“Ah, Kat,” I said, and sighed. Then I trudged into BB&B, carrying the weight of the world on my shoulders. Literally.
As I was settling in on the sofa, the doorbell tinkled and I glanced at the entrance.
The Dreamy-Eyed Guy walked in.
I had no idea why he used my door. I was pretty sure he could still sift, unlike the rest of us. Or just ooze in, a great dark stain sliding down my chimney or rising up from the floorboards.
A year ago I’d have gotten excited, believing he was here to help. And if not, that I could surely talk him into it. I knew better now. “Come to sing the song for us?” I mocked anyway.
“Don’t have it. Evaporates when passed. You, Cruce, must put it back together.”
Well, that seriously sucked. So, I couldn’t even talk him into it. I studied him intently as a thought occurred to me. “There’s something about this that’s necessary. What is it? Do good and evil have to work together in some cosmic-balance way?”
“Subjective. Still not seeing. Same source.”
“Are we being tested?”
He flashed me a smile and for a moment I couldn’t get enough air into my lungs. “Always. You owe me three boons, Beautiful Girl.”
“I don’t know if I can grant them. My power is fading.”
“Can and will.”
“Who are you?” I demanded. And why did he talk about the king in third person?
“Told you. At Chester’s. Said you’re no more the king than I.”
“Because we both are. In some way.” Me with the Book, but him how?
He stopped at the sofa and fixed his starry gaze on me with a faint smile. “A skin that refused to return when summoned. I demanded my own fate. He is a storm. I am but a drop of his rain.”
“I saw you in the abbey. You became him.”
“Illusion. It amuses him. As does my defiance. He could reclaim me. When you see her, you will say nothing of my origins. She believes me human.”
“Her, who?”
“The concubine.”
I narrowed my eyes. “I thought she was in the White Mansion.”
“You will restore her mortality. I will sift us to a world but you will pretend you’re doing it.”
“And your third boon?”
“One day, either the king or I will come to claim it.”
I nodded, knowing I had so little time left it was doubtful anyone would claim anything further from me.
When he brought Aoibheal inside, her eyes narrowed. “I can’t help you,” she said instantly.
“I’m not asking you to,” I told the woman whose mere existence had caused every single problem I’d had, through no fault of her own but as a pawn on a vast chessboard, in a game played by vast beings. It wasn’t as if there was anything she could do to save us anyway. I would be dead soon, with no True Magic to require advice about. “I’m going to take you somewhere.”
“Where?” she demanded.
I glanced at the DEG and the transition was seamless. Suddenly the three of us stood beneath the triple canopy of a tropical rain forest, and I was hearing the DEG’s voice in my head, telling me what to say.
“The king protected your world,” I told her. “Though your clan is long dead, you will find your planet the same.”
She stared blankly at me, then past my shoulder, then at me again. “My world still exists? I’m home? But how do you know any of this? How did you even know where to find it?”

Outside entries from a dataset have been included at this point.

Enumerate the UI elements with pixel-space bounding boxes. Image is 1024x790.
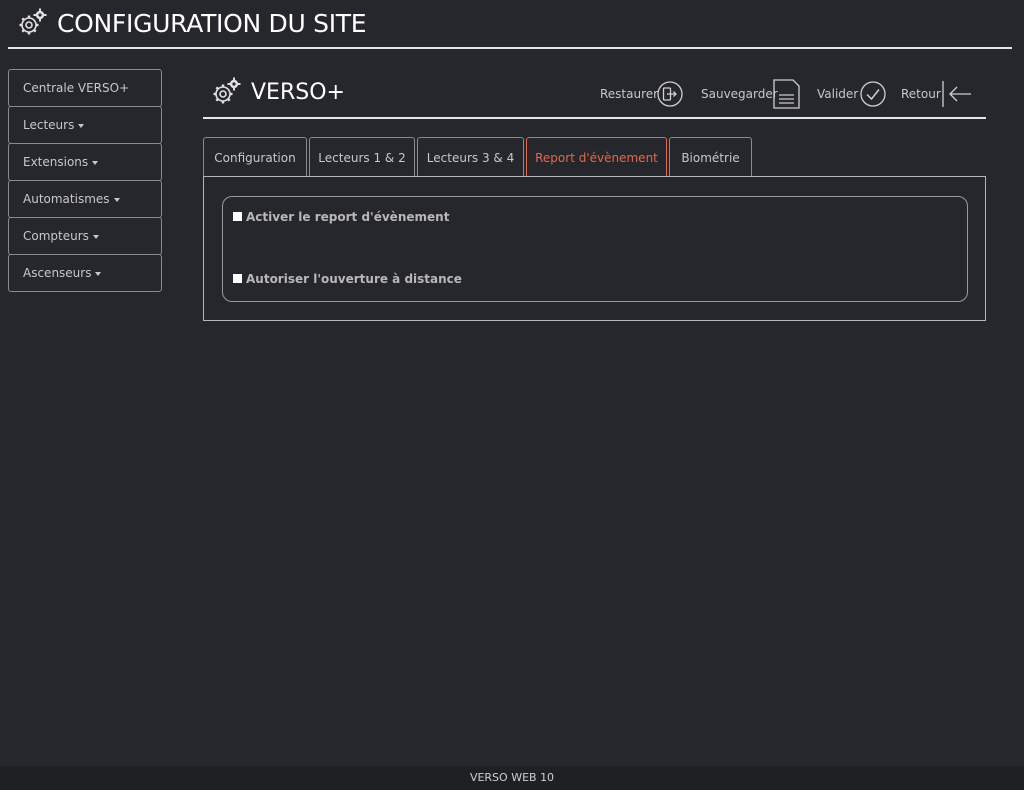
tab-lecteurs-1-2[interactable]: Lecteurs 1 & 2 xyxy=(309,137,415,176)
panel-header: VERSO+ Restaurer Sauvegarder Valider Ret… xyxy=(203,72,986,118)
sidebar-item-label: Extensions xyxy=(23,155,89,169)
tab-lecteurs-3-4[interactable]: Lecteurs 3 & 4 xyxy=(417,137,524,176)
app-title: CONFIGURATION DU SITE xyxy=(57,9,367,38)
caret-down-icon xyxy=(92,160,99,165)
save-label: Sauvegarder xyxy=(701,87,778,101)
header-divider xyxy=(8,47,1012,49)
allow-remote-opening-label: Autoriser l'ouverture à distance xyxy=(246,272,462,286)
footer: VERSO WEB 10 xyxy=(0,766,1024,790)
sidebar-item-centrale-verso[interactable]: Centrale VERSO+ xyxy=(8,69,162,107)
back-button[interactable]: Retour xyxy=(901,80,977,108)
caret-down-icon xyxy=(92,234,99,239)
sidebar-item-label: Ascenseurs xyxy=(23,266,92,280)
caret-down-icon xyxy=(95,271,102,276)
settings-gears-icon xyxy=(19,8,47,35)
sidebar-item-label: Compteurs xyxy=(23,229,89,243)
app-header: CONFIGURATION DU SITE xyxy=(0,0,1024,50)
tab-configuration[interactable]: Configuration xyxy=(203,137,307,176)
check-icon xyxy=(860,81,886,107)
sidebar-item-ascenseurs[interactable]: Ascenseurs xyxy=(8,254,162,292)
validate-button[interactable]: Valider xyxy=(817,80,889,108)
sidebar-item-label: Lecteurs xyxy=(23,118,75,132)
save-button[interactable]: Sauvegarder xyxy=(701,79,805,109)
sidebar-item-compteurs[interactable]: Compteurs xyxy=(8,217,162,255)
sidebar-item-extensions[interactable]: Extensions xyxy=(8,143,162,181)
restore-button[interactable]: Restaurer xyxy=(600,80,688,108)
panel-title: VERSO+ xyxy=(251,80,345,105)
validate-label: Valider xyxy=(817,87,859,101)
tab-report-evenement[interactable]: Report d'évènement xyxy=(526,137,667,176)
allow-remote-opening-checkbox[interactable] xyxy=(233,274,242,283)
restore-icon xyxy=(657,81,683,107)
sidebar-nav: Centrale VERSO+ Lecteurs Extensions Auto… xyxy=(8,69,162,292)
event-report-options: Activer le report d'évènement Autoriser … xyxy=(222,196,968,302)
back-label: Retour xyxy=(901,87,941,101)
tab-content-panel: Activer le report d'évènement Autoriser … xyxy=(203,176,986,321)
allow-remote-opening-row: Autoriser l'ouverture à distance xyxy=(233,272,462,286)
panel-divider xyxy=(203,117,986,119)
settings-gears-icon xyxy=(213,77,241,104)
caret-down-icon xyxy=(113,197,120,202)
enable-event-report-row: Activer le report d'évènement xyxy=(233,210,449,224)
tab-biometrie[interactable]: Biométrie xyxy=(669,137,752,176)
footer-version: VERSO WEB 10 xyxy=(469,771,555,784)
save-icon xyxy=(773,79,800,109)
arrow-left-icon xyxy=(942,81,971,107)
sidebar-item-lecteurs[interactable]: Lecteurs xyxy=(8,106,162,144)
sidebar-item-label: Automatismes xyxy=(23,192,110,206)
sidebar-item-automatismes[interactable]: Automatismes xyxy=(8,180,162,218)
sidebar-item-label: Centrale VERSO+ xyxy=(23,81,130,95)
restore-label: Restaurer xyxy=(600,87,659,101)
enable-event-report-label: Activer le report d'évènement xyxy=(246,210,450,224)
enable-event-report-checkbox[interactable] xyxy=(233,212,242,221)
caret-down-icon xyxy=(78,123,85,128)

That was a tricky one. I waited for the DEG to say something and he didn’t so I said, “The Sinsar Dubh knew about it. It was in the king’s memories.”
She spun in a slow circle, absorbing her surroundings with faint wonder.
I relayed the DEG’s next words: “I’m going to make you mortal so you may live and die as you’ve always wished. You will not perish with the Earth.”
She whirled back to me. “Why would you do that? I left you and your world to die.”
I stared into her vaguely puzzled, sad eyes and these words were my own: “There was nothing you could have done to save us. No more than I.”
The DEG whispered in my brain the keywords to sort through my mental files so I could find the spell to transform her. Along with his words came a rush of dark power, and I whizzed through the tabs so quickly it pissed me off that he hadn’t been around a few weeks ago when I really could have used this kind of boost.
Then another flood of raw, unfocused energy exploded inside me as he boosted me further since I could no longer tap into the earth.
I murmured the words of an ancient curse used to turn a Fae human as punishment by the queen. Aoibheal stiffened and hissed, doubling over as she transformed. Then I felt another jolt of magic flow through me from the DEG, and her hair and skin began to darken to a lovely shade of brown. Glossy dark curls tumbled to her waist. Her clothing shimmered, shifted, and flowed into a brilliantly colored tunic.
When finally she straightened, she inclined her head in an imperious nod, then with her bird on her shoulder turned and walked slowly, stiffly, into the forest.
“Awk! Fly now!” the bird squawked.
She paused and glanced up at it. With a ghost of a smile, the concubine removed her shoes and curled her bare toes into the leaves and soil. She closed her eyes and inhaled deeply.
Then she shook herself, gathered her skirts and dashed off into the lush, dense wood.
The brilliant squawking bird soared into the air, taking flight above her.